Marcos assustou-se quando entrou em casa e deparou-se com a mãe que parecia não conseguir dormir.

Cristina Atalla estava atenta  o suficiente para perceber algo estranho no filho:

_O que houve com você? Foi assaltado, meu filho?

Somente naquele momento, Marcos percebeu que na pressa em fugir, havia deixado inclusive os sapatos para trás.

_Que assaltado, mamãe? A senhora tem cada ideia... _ele tentou ganhar tempo para arranjar uma boa desculpa.

_Então por que está deste jeito todo amarrotado? Cadê os seus sapatos, Marcos?

_Que sapatos, mamãe? E eu lá estou preocupado com sapatos? Acho que os tirei quando entrei no carro e devo ter cochilado, sei lá...Devem estar lá no carro.

Mas Cristina Atalla parecia não estar convencida:

_Não me diga que você estava até agora com o tal cliente com quem você foi jantar!

Marcos percebeu que aquele era um gancho aceitável e o aproveitou.

_Acordos não se fecham num estalar de dedos, mamãe! Essas coisas levam longas horas! _Marcos falou impaciente tentando desencorajá-la a prosseguir sendo tão indiscreta. _ As negociações se arrastaram por mais tempo do que eu havia calculado e só agora finalizamos a conversa. E a senhora? Com dificuldades pra dormir?

_Como se você não soubesse que este luxo já não mais me pertence desde a morte do seu irmão. _ ela falou amargurada.

Marcos adiantou-se e deu um beijo na mãe, acreditando que por hora havia se saído bem.

_Boa noite, mamãe. Tente dormir um pouco. 

O empresário virou-se para se retirar, quando Cristina Atalla o paralisou com mais uma  pergunta:

_E aquele homem que diz conseguir se comunicar com o Darlen?

Marcos interrompeu a caminhada para o seu quarto com o susto ao ouvir aquilo. Permaneceu de costas para a mãe, temendo que ela o flagrasse desconsertado daquele jeito.

_Que conversa esquisita uma hora dessas, mamãe?

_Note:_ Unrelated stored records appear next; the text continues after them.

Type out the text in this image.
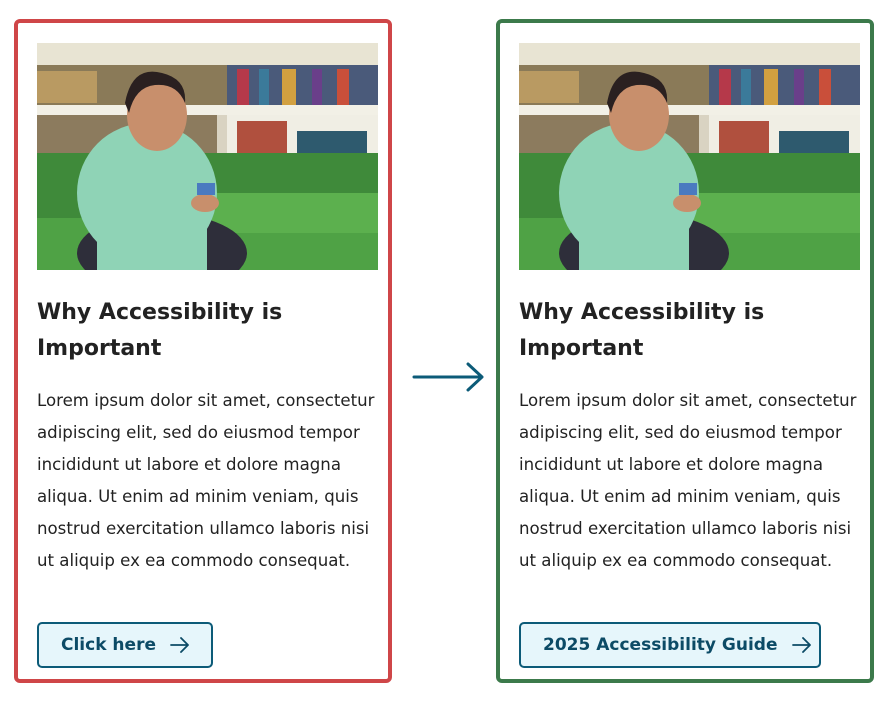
Why Accessibility is Important

Lorem ipsum dolor sit amet, consectetur adipiscing elit, sed do eiusmod tempor incididunt ut labore et dolore magna aliqua. Ut enim ad minim veniam, quis nostrud exercitation ullamco laboris nisi ut aliquip ex ea commodo consequat.

Click here
Why Accessibility is Important

Lorem ipsum dolor sit amet, consectetur adipiscing elit, sed do eiusmod tempor incididunt ut labore et dolore magna aliqua. Ut enim ad minim veniam, quis nostrud exercitation ullamco laboris nisi ut aliquip ex ea commodo consequat.

2025 Accessibility Guide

Ele fez menção de se retirar mais uma vez, decidindo acelerar o passo para fugir da mãe, mas ela foi mais esperta e perguntou: 

_Quando você vai me levar para falar com ele, meu filho?

O episódio daquela noite, que fora se somar a todo o resto, era mais um motivo forte o bastante para Marcos nunca deixar que a mãe se encontrasse com Lúcio!

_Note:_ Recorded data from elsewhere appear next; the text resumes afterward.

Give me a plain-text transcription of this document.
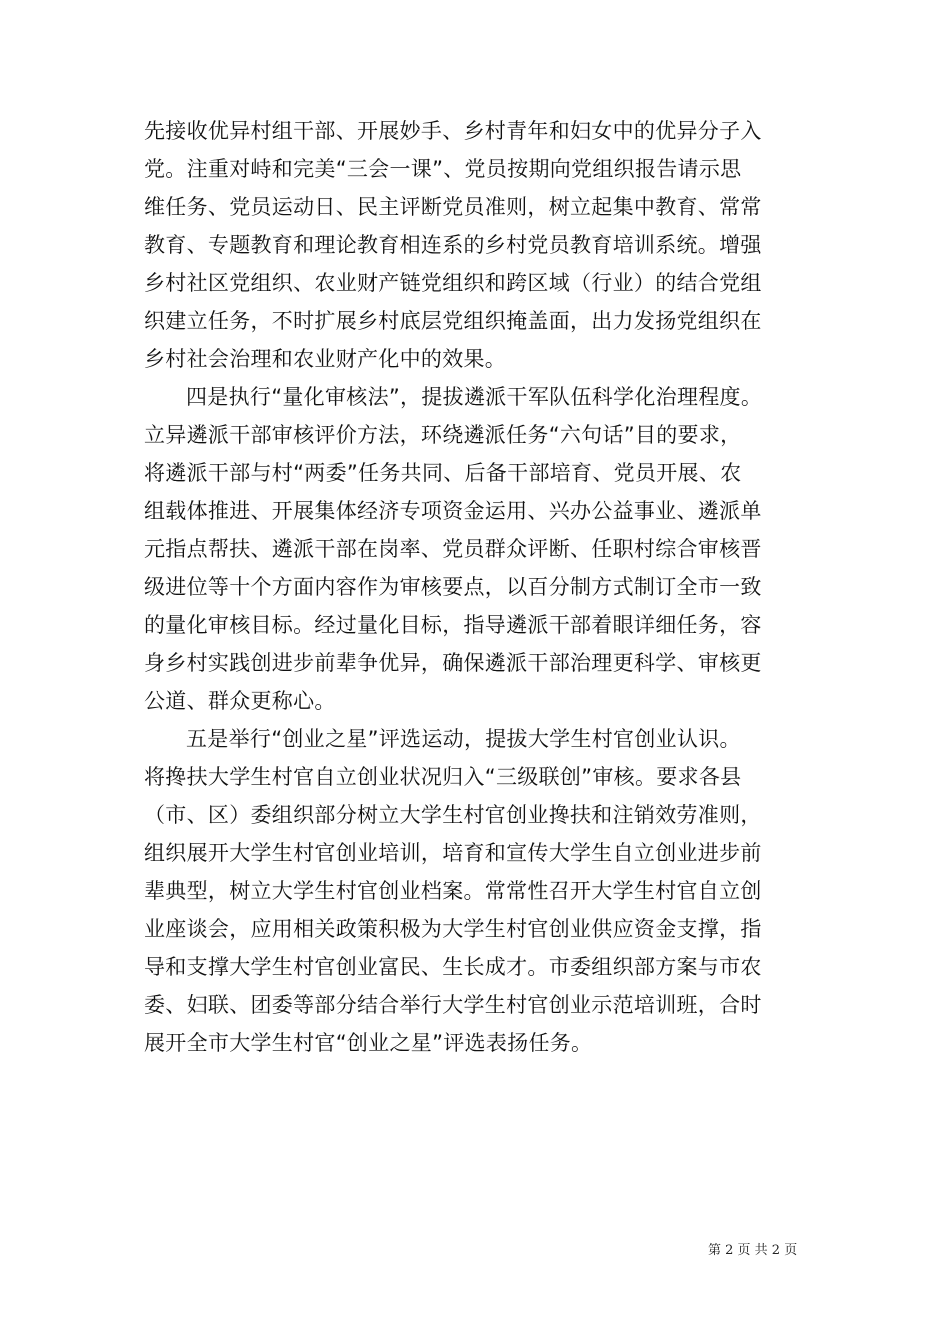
先接收优异村组干部、开展妙手、乡村青年和妇女中的优异分子入
党。注重对峙和完美“三会一课”、党员按期向党组织报告请示思
维任务、党员运动日、民主评断党员准则，树立起集中教育、常常
教育、专题教育和理论教育相连系的乡村党员教育培训系统。增强
乡村社区党组织、农业财产链党组织和跨区域（行业）的结合党组
织建立任务，不时扩展乡村底层党组织掩盖面，出力发扬党组织在
乡村社会治理和农业财产化中的效果。
四是执行“量化审核法”，提拔遴派干军队伍科学化治理程度。
立异遴派干部审核评价方法，环绕遴派任务“六句话”目的要求，
将遴派干部与村“两委”任务共同、后备干部培育、党员开展、农
组载体推进、开展集体经济专项资金运用、兴办公益事业、遴派单
元指点帮扶、遴派干部在岗率、党员群众评断、任职村综合审核晋
级进位等十个方面内容作为审核要点，以百分制方式制订全市一致
的量化审核目标。经过量化目标，指导遴派干部着眼详细任务，容
身乡村实践创进步前辈争优异，确保遴派干部治理更科学、审核更
公道、群众更称心。
五是举行“创业之星”评选运动，提拔大学生村官创业认识。
将搀扶大学生村官自立创业状况归入“三级联创”审核。要求各县
（市、区）委组织部分树立大学生村官创业搀扶和注销效劳准则，
组织展开大学生村官创业培训，培育和宣传大学生自立创业进步前
辈典型，树立大学生村官创业档案。常常性召开大学生村官自立创
业座谈会，应用相关政策积极为大学生村官创业供应资金支撑，指
导和支撑大学生村官创业富民、生长成才。市委组织部方案与市农
委、妇联、团委等部分结合举行大学生村官创业示范培训班，合时
展开全市大学生村官“创业之星”评选表扬任务。
第 2 页 共 2 页
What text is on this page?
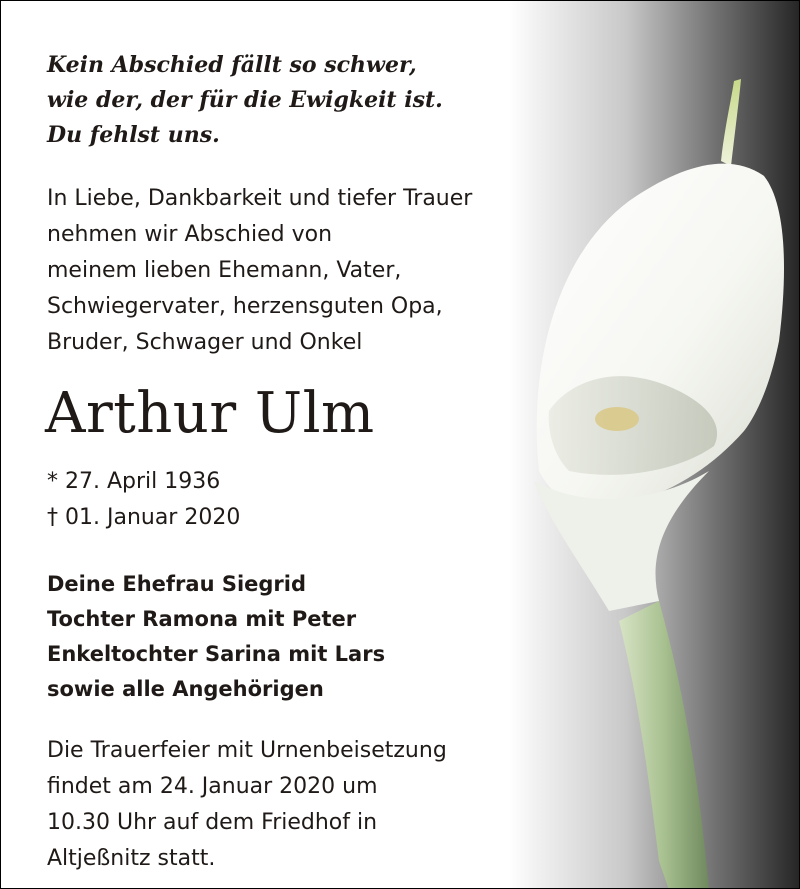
Kein Abschied fällt so schwer,
wie der, der für die Ewigkeit ist.
Du fehlst uns.
In Liebe, Dankbarkeit und tiefer Trauer
nehmen wir Abschied von
meinem lieben Ehemann, Vater,
Schwiegervater, herzensguten Opa,
Bruder, Schwager und Onkel
Arthur Ulm
* 27. April 1936
† 01. Januar 2020
Deine Ehefrau Siegrid
Tochter Ramona mit Peter
Enkeltochter Sarina mit Lars
sowie alle Angehörigen
Die Trauerfeier mit Urnenbeisetzung
findet am 24. Januar 2020 um
10.30 Uhr auf dem Friedhof in
Altjeßnitz statt.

_Mamãe, esqueça aquele bandido que ele não vale nada! _Marcos sentiu o remorso tomar conta dele por tentar manchar a reputação de Lúcio daquele jeito, mas sabia que tinha que ser firme com a mãe.

A voz dela soou como se tivesse sido enganada pelo filho:

_ Bandido ou não, eu exijo falar com ele! Então você não vai me levar pra falar com ele?

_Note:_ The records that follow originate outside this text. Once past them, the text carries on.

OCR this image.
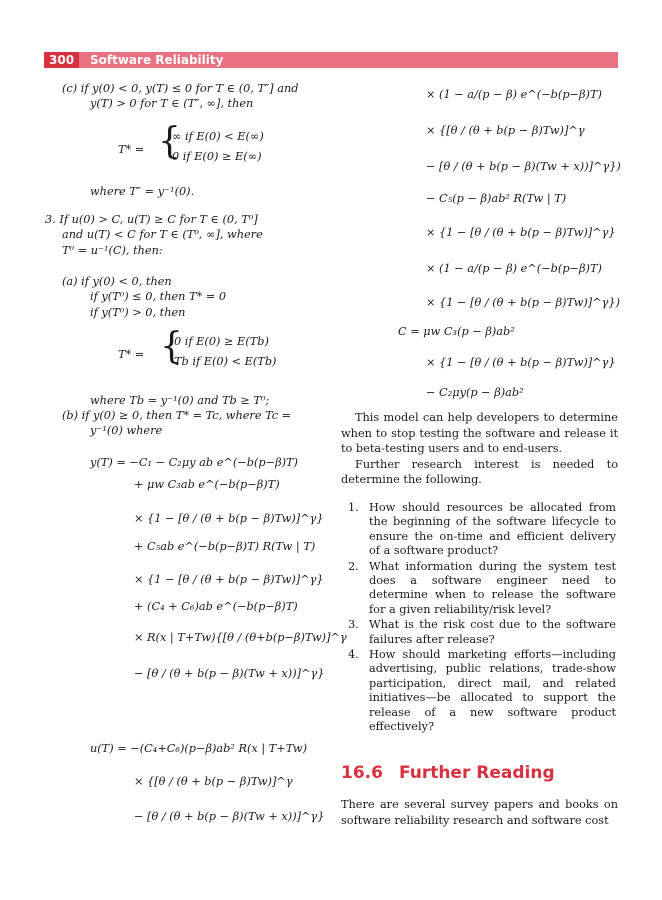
300	Software Reliability
(c) if y(0) < 0, y(T) ≤ 0 for T ∈ (0, T″] and
y(T) > 0 for T ∈ (T″, ∞], then
T* = {
∞ if E(0) < E(∞)
0 if E(0) ≥ E(∞)
where T″ = y⁻¹(0).
3. If u(0) > C, u(T) ≥ C for T ∈ (0, T⁰]
and u(T) < C for T ∈ (T⁰, ∞], where
T⁰ = u⁻¹(C), then:
(a) if y(0) < 0, then
if y(T⁰) ≤ 0, then T* = 0
if y(T⁰) > 0, then
T* = {
0 if E(0) ≥ E(Tb)
Tb if E(0) < E(Tb)
where Tb = y⁻¹(0) and Tb ≥ T⁰;
(b) if y(0) ≥ 0, then T* = Tc, where Tc =
y⁻¹(0) where
y(T) = −C₁ − C₂μy ab e^(−b(p−β)T)
+ μw C₃ab e^(−b(p−β)T)
× {1 − [θ / (θ + b(p − β)Tw)]^γ}
+ C₅ab e^(−b(p−β)T) R(Tw | T)
× {1 − [θ / (θ + b(p − β)Tw)]^γ}
+ (C₄ + C₆)ab e^(−b(p−β)T)
× R(x | T+Tw){[θ / (θ+b(p−β)Tw)]^γ
− [θ / (θ + b(p − β)(Tw + x))]^γ}
u(T) = −(C₄+C₆)(p−β)ab² R(x | T+Tw)
× {[θ / (θ + b(p − β)Tw)]^γ
− [θ / (θ + b(p − β)(Tw + x))]^γ}
× (1 − a/(p − β) e^(−b(p−β)T)
× {[θ / (θ + b(p − β)Tw)]^γ
− [θ / (θ + b(p − β)(Tw + x))]^γ})
− C₅(p − β)ab² R(Tw | T)
× {1 − [θ / (θ + b(p − β)Tw)]^γ}
× (1 − a/(p − β) e^(−b(p−β)T)
× {1 − [θ / (θ + b(p − β)Tw)]^γ})
C = μw C₃(p − β)ab²
× {1 − [θ / (θ + b(p − β)Tw)]^γ}
− C₂μy(p − β)ab²

This model can help developers to determine when to stop testing the software and release it to beta-testing users and to end-users.

Further research interest is needed to determine the following.

1. How should resources be allocated from the beginning of the software lifecycle to ensure the on-time and efficient delivery of a software product?
2. What information during the system test does a software engineer need to determine when to release the software for a given reliability/risk level?
3. What is the risk cost due to the software failures after release?
4. How should marketing efforts—including advertising, public relations, trade-show participation, direct mail, and related initiatives—be allocated to support the release of a new software product effectively?
16.6 Further Reading
There are several survey papers and books on software reliability research and software cost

Marcos tentou ser duro, justamente para desencorajá-la de vez de levar aquele plano adiante:

_Não, não vou! E tenho certeza de que é por isso que a senhora, dona Cristina, não está conseguindo dormir!

_Não desvie o assunto... _ ela ainda tentou, sem sucesso. 

_Fica com esta ideia fixa de que alguém pode colocar a senhora em contado com o Darlen mais uma vez! Coloque na cabeça que Darlen morreu, mamãe e quem morre não volta mais, entendeu?

_Não precisa ser tão estúpido comigo!

_ Me desculpe, mas é a verdade. Agora eu vou me deitar porque daqui duas horas precisarei me levantar pra ir trabalhar. Não se esqueça de tomar um daqueles remédios que o Macedo indicou.  Talvez quando acordar possa pensar com mais clareza, ao invés de ficar dando ouvidos a um charlatão!

Marcos não teve coragem de olhar para o rosto da mãe, mesmo sentindo que não era justo ser tão grosseiro com ela, já que grande parcela da culpa por ela  estar envolvida naquilo era dele.

Não havia, porém, remorso forte o bastante para derrubar o receio de que Cristina Atalla viesse a se encontrar com Lúcio e por isso ele saiu deixando a pobre mãe  sozinha com a sua dor pela perda do filho caçula.